Spring is over!
While I was resetting the wardrobe to embrace summer, an old
album fell off the shelf. The experience of flipping through paper album is
quite different in a time we live. Air stuck cellophane called for all my ten
fingers in action. Each photo had a context and a few memories. It was coincidence
that I stepped into eighth standard and my father was given a house which had
some square feet more, a front and a back yard with fence and a garage larger
than required. As a family we all liked gardening and in no time we had a
flower garden and a kitchen garden set. Me and my brother had our share of light
fight and settled for our pie in one room. I realise we both were bad at
negotiation and settled very fast. Neighbours praised our sibling attitude and
parents felt great. We both felt even better just to realise later in life, negotiation
is an art like dancing, drawing, sports and what not we tried our hands on.
Beyond the garden, the one place that I liked about this address of ours was the barren field beyond the fence. Liking had a reasoning. In a week’s time I concluded the immediate neighbourhood had an imbalance of gender. I was soon friendless. School library was one who supported this change gracefully. I got introduced to Srikanta, Chandranath, Subhoda, Parineeta , Devdas and many more. I had their pictures in mind, empathised their pain and pleasure, dwelled in their lives as if I was one of them. Yes, I learnt to dream as I had no option. My report cards showed good numbers in maths and science, and by chance once in a while in geography. Rest was always a challenge. World watches you even when you think it is happening the least. The days maths number got published many used to ask my score unlike those days when scores for Bengali grammar paper were out, when I knew my place in the class room. In the over packed school bag there is an invisible book called competition. There are several school of thoughts on that book and over years a humble realization was having a back bencher friend pays off on a long run.
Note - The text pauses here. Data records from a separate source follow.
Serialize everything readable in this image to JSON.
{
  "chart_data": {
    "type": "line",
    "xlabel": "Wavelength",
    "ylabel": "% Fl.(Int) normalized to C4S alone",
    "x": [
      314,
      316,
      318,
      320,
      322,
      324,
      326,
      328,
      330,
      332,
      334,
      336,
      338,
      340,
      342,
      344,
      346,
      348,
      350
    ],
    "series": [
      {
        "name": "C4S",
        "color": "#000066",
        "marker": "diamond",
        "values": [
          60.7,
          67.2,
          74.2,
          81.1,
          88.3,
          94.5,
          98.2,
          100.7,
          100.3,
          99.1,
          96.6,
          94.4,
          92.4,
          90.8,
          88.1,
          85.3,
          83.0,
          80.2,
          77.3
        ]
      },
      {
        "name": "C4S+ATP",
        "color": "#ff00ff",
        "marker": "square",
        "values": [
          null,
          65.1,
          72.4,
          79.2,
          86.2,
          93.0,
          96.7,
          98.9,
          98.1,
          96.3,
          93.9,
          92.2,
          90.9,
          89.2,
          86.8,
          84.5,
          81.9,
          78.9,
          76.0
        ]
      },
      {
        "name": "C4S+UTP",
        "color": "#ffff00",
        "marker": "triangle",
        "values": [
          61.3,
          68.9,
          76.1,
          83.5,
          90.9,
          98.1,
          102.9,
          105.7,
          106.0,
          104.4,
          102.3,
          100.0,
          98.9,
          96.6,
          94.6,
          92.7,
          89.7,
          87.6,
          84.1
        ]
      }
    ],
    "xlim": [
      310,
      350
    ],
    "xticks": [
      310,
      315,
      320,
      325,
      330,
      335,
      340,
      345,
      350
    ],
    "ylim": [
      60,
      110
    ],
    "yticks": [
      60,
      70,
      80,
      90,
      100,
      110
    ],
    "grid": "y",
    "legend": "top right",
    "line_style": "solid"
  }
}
The fade photo in the album had seven boys in my neighbourhood
playing cricket on the barren land in front of our house, the address then. Rules
of the game were as per their conveniences. Once in a while the deuce ball
crossed the fences to intrude into our garden, that’s when I chanced to notice
growing boys of my locality. A few that impressed forced me to repaint the
pictures of the characters from the novels, my own way. They had organized a
tournament once and had created a big pomp and glory around the event. I
volunteered to click a shot on a cannon camera that belonged to Arpita unty, a gorgeous
lady who knew the art of breaking ice.
She joined her husband who was a big shot in the town. He
was a consultant of high regards. They had been touring the world and finally
anchored in our township for couple of years. That’s when the tournament
happened, on that barren land – the undeclared pitch that fell in line with our
garage. There was an arrangement for viewers around our flower garden. Beauty
commands and I who had no business in the game suddenly was seen quite associated
to Arpita aunty. I became visible quite effortlessly. Like the deuce ball
in the air my dreams got a facelift. In our casual talks she did realise I had
no connect with the event even while I was perceived to a part of the song and
dance around. It happens most of the time with many of us. You are just a fat
on the muscle or man in the crowd to qualify you belong to the system.
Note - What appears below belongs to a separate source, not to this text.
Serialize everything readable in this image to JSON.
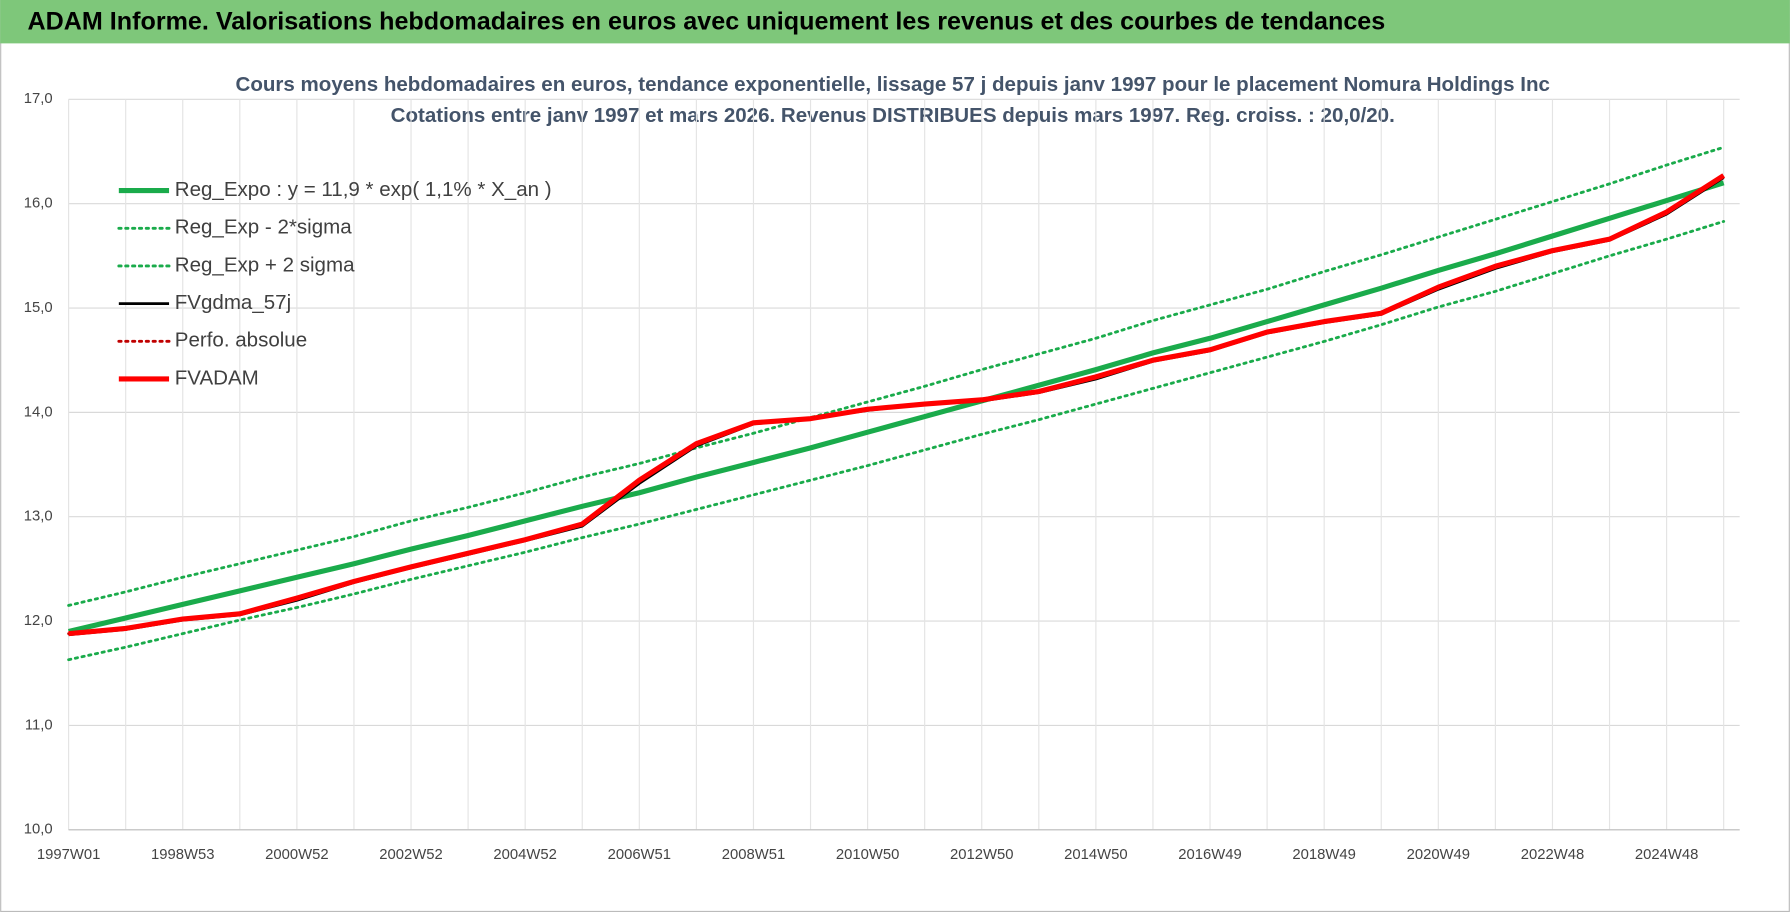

It is often by chance you meet someone like Arpita aunty who
makes you standout contextually accomplished. She was gracious enough to
handhold her camera and with her nimble fingers help me capture my shutterbug
moment. The game was over and I had a sense of connect. I blew the dust and lifted
the transparent paper to release the air vapour blowing above the tournament
photo bubbling with energy of youth. In the run of life each of them are bating
for the deuce ball of their dream. Some barren lands behold treasures unbound!